Страница 346 из 361
Я задумался на секунду, потом покачал головой.
— Нет. Я слишком уродлив.
— Ты слишком уродлив. Я слишком известен. Мне надо прийти из толпы, безымянным, а это невозможно. Нет, оставь их. Они снова сотворят Меня или, еще лучше, окончательно забудут обо Мне. О нас. Нам боле нет среди них места.
Я, ошеломленный, тяжело сел на каменный пол, а Христос погладил меня по голове, проходя мимо:
— Возвращайся в свое укрытие. Живи так хорошо, как сможешь. Наше время ушло.
Я повернулся к выходу и, когда добрался до коридора, ведущего вверх, услышал Его голос позади:
— Ты в бридж играешь? Если да, то найди еще одного. Для партии нужны четверо.
Я взбирался по трещине, сквозь стены, по аркам над царящим внизу весельем. Я не только не стал Папой — после благословения самого святого Петра! — но даже не смог убедить Того, кто был предназначен для этого, взять власть.
Полагаю, вечного студента отличает от других то, что он всегда возвращается к учителю, когда собственный разум его подводит.
Я пришел к медному гиганту. Тот забылся в медитации. Около его ног валялись обрывки бумаг с планами Собора. Я принялся терпеливо ждать, пока он не обратит на меня внимание. Великан повернулся, положив подбородок на руку, и взглянул на меня.

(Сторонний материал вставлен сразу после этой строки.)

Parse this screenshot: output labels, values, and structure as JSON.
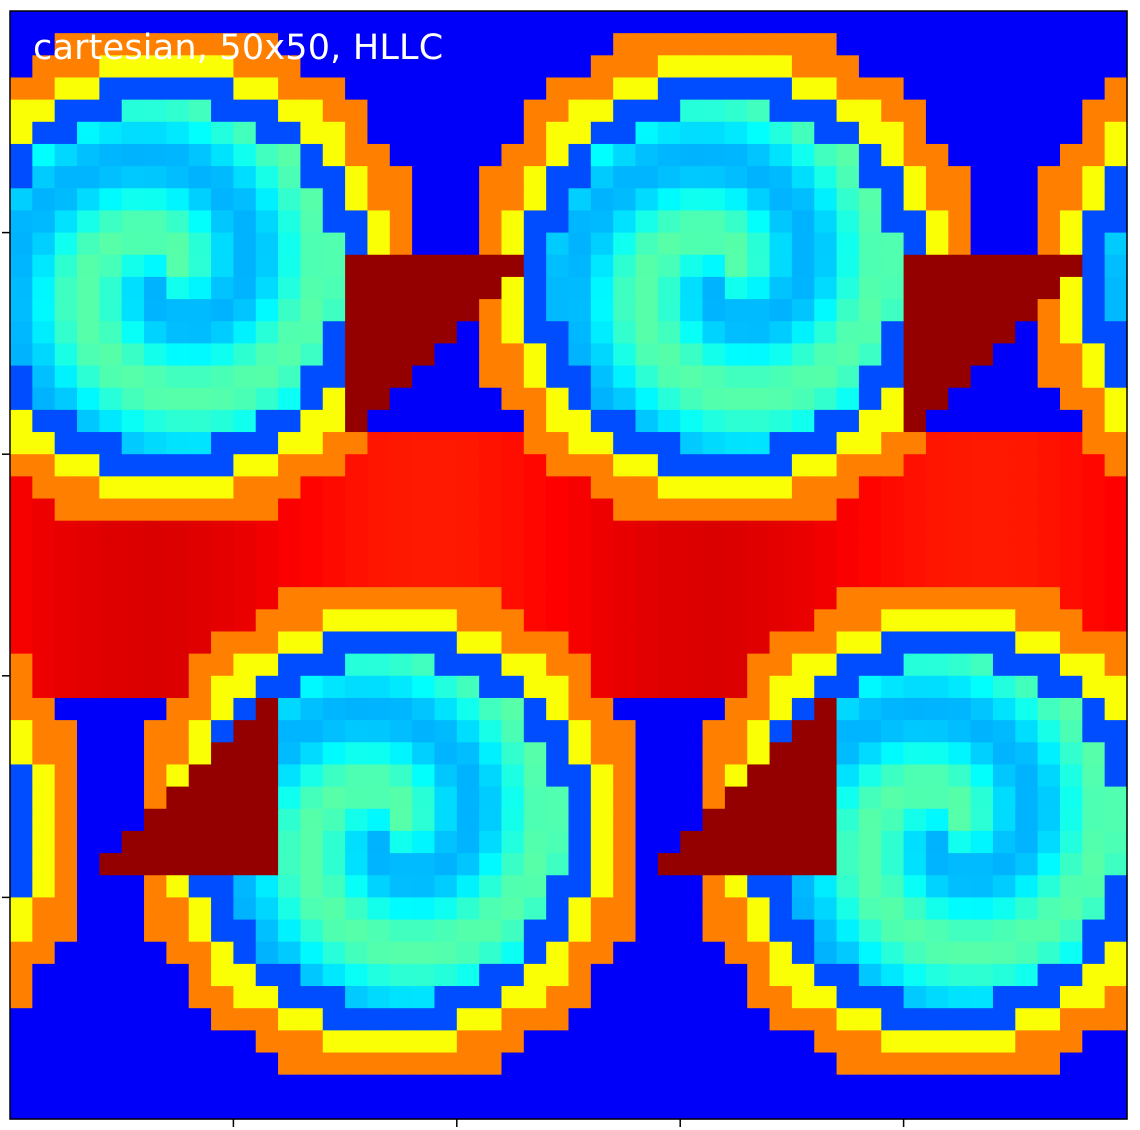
{
  "chart_data": {
    "type": "heatmap",
    "annotation": "cartesian, 50x50, HLLC",
    "colormap": "jet",
    "grid_size": [
      50,
      50
    ],
    "value_range": [
      0,
      1
    ],
    "grid": false,
    "x_ticks_labelled": false,
    "y_ticks_labelled": false,
    "title": "",
    "xlabel": "",
    "ylabel": ""
  }
}
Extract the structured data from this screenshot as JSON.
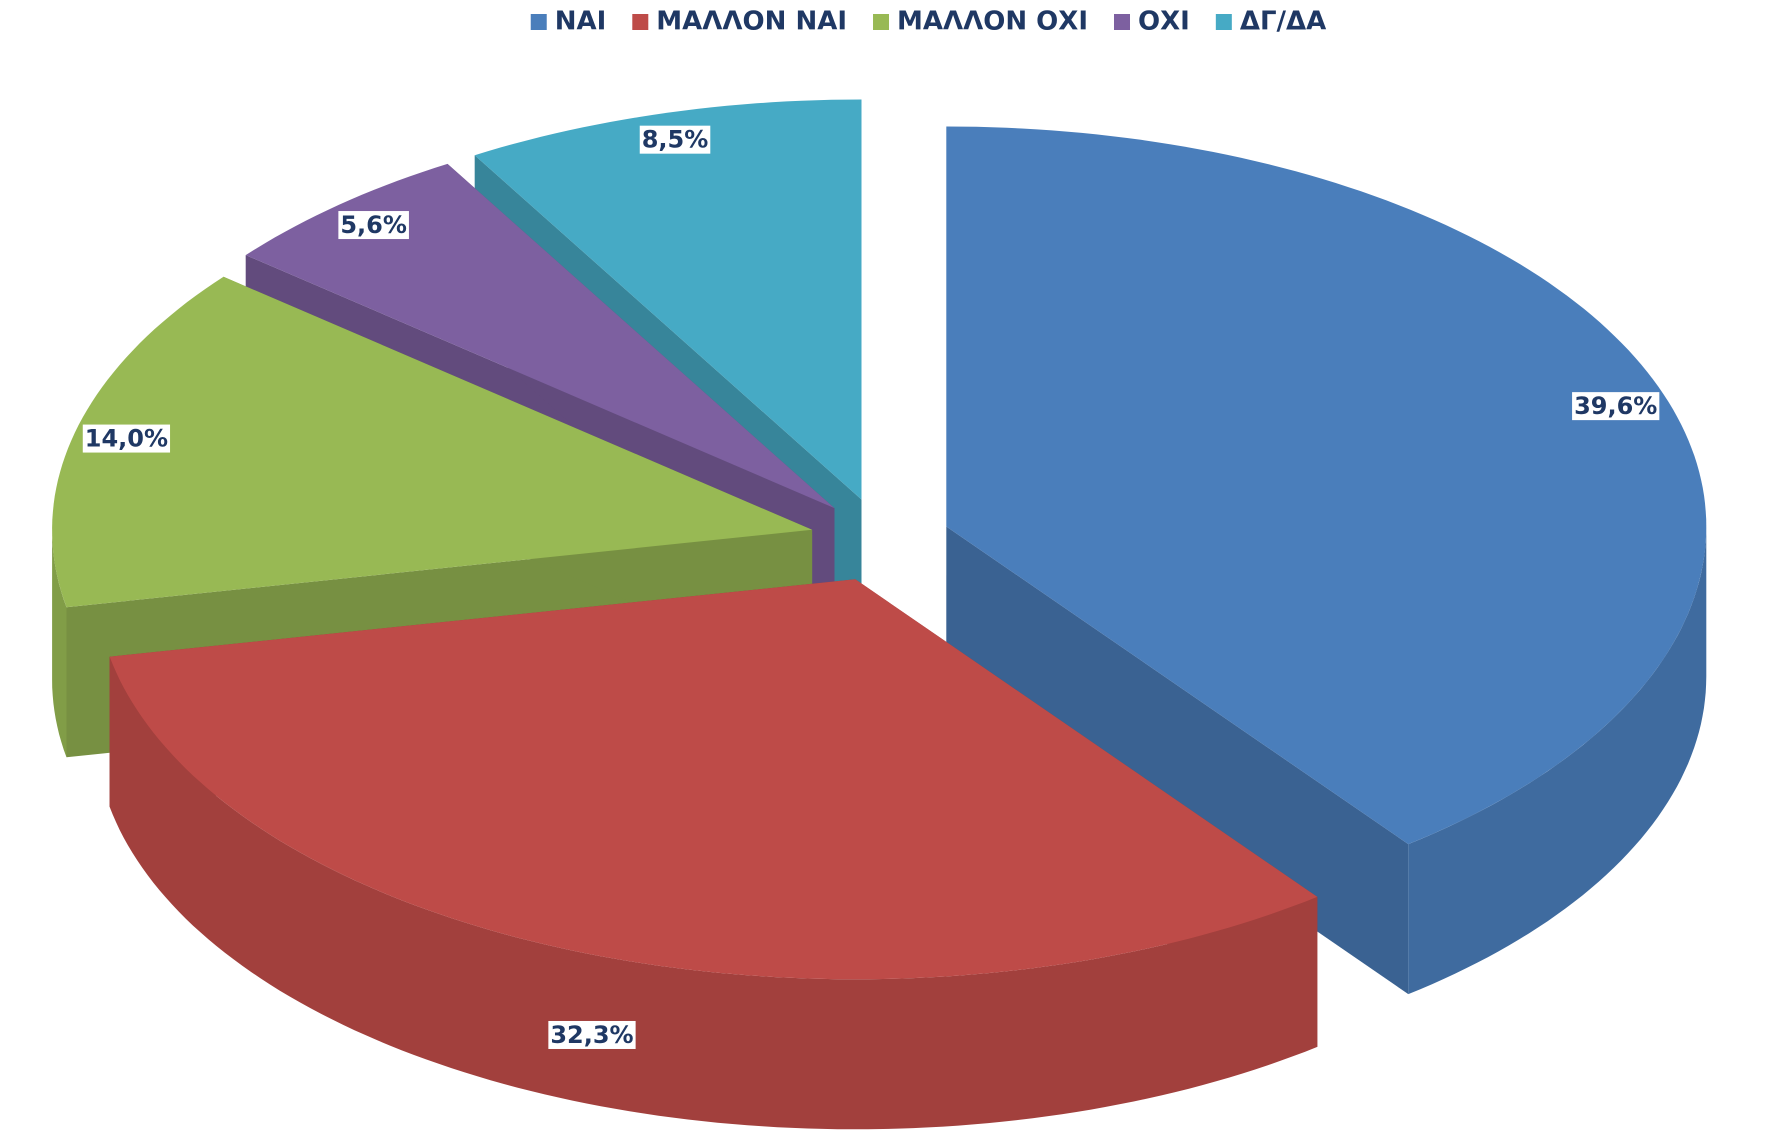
{
  "chart_data": {
    "type": "pie3d",
    "categories": [
      "ΝΑΙ",
      "ΜΑΛΛΟΝ ΝΑΙ",
      "ΜΑΛΛΟΝ ΟΧΙ",
      "ΟΧΙ",
      "ΔΓ/ΔΑ"
    ],
    "values": [
      39.6,
      32.3,
      14.0,
      5.6,
      8.5
    ],
    "value_labels": [
      "39,6%",
      "32,3%",
      "14,0%",
      "5,6%",
      "8,5%"
    ],
    "colors": [
      "#4a7ebb",
      "#be4b48",
      "#98b954",
      "#7d60a0",
      "#46aac5"
    ],
    "legend": "top"
  }
}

— Почему ты такой грустный?
Я помотал головой. Только он различал мои черты и мог прочесть по ним настроение.
— Ты последовал моему совету? Я слышал шум.
— Меа maxima culpa. [37]
— И?..
Я, запинаясь, рассказал о том, что сделал, и об отказе Каменного Христа выйти к людям. Гигант выслушал внимательно, ни разу не перебив. Когда история подошла к концу, он встал, возвышаясь надо мной, и ткнул линейкой в сторону открытого портала.
— Ты видишь то, что находится там, снаружи? — спросил великан. Указка словно устремилась за пределы острова, пролетела над лесами к далекому зеленому горизонту.

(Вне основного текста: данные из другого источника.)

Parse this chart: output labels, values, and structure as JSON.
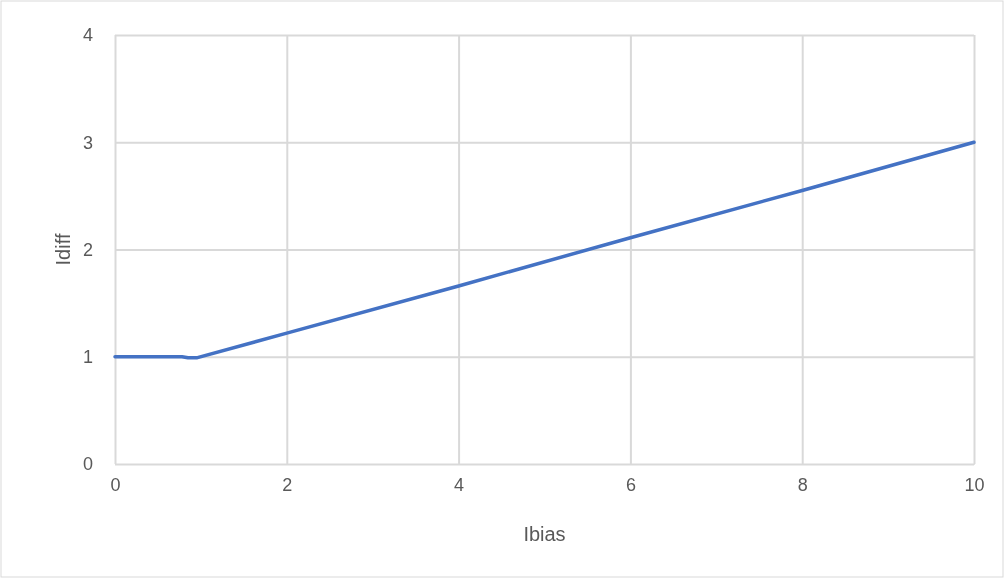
{
  "chart_data": {
    "type": "line",
    "xlabel": "Ibias",
    "ylabel": "Idiff",
    "series": [
      {
        "color": "#4472c4",
        "x": [
          0,
          0.2,
          0.4,
          0.6,
          0.78,
          0.85,
          0.95,
          2,
          4,
          6,
          8,
          10
        ],
        "values": [
          1,
          1,
          1,
          1,
          1,
          0.99,
          0.99,
          1.22,
          1.66,
          2.11,
          2.55,
          3
        ]
      }
    ],
    "xlim": [
      0,
      10
    ],
    "xticks": [
      0,
      2,
      4,
      6,
      8,
      10
    ],
    "ylim": [
      0,
      4
    ],
    "yticks": [
      0,
      1,
      2,
      3,
      4
    ],
    "grid": true,
    "marker": "none",
    "line_style": "solid"
  }
}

Я ответил, что вижу, и застыл в ожидании продолжения. Учитель, казалось, опять глубоко задумался.
— Когда-то на месте деревьев стоял город. Туда тысячами приезжали художники, шлюхи, философы, ученые. И когда Бог умер, все ученые, шлюхи и художники не смогли удержать воедино расползающуюся ткань мира. Как ты думаешь, сумеем ли мы сделать это сейчас?
Мы?
— Решение о том, нужно нам действовать или нет, не должно определяться ожиданиями, — ответил я и посмотрел на него искоса, не скрывая удивления и замешательства. — Или должно?
— Может, Mortdieu — это знак того, что нас наконец отняли от груди. Теперь мы должны всего добиваться своими силами, переделывать мир самостоятельно. Что ты думаешь об этом?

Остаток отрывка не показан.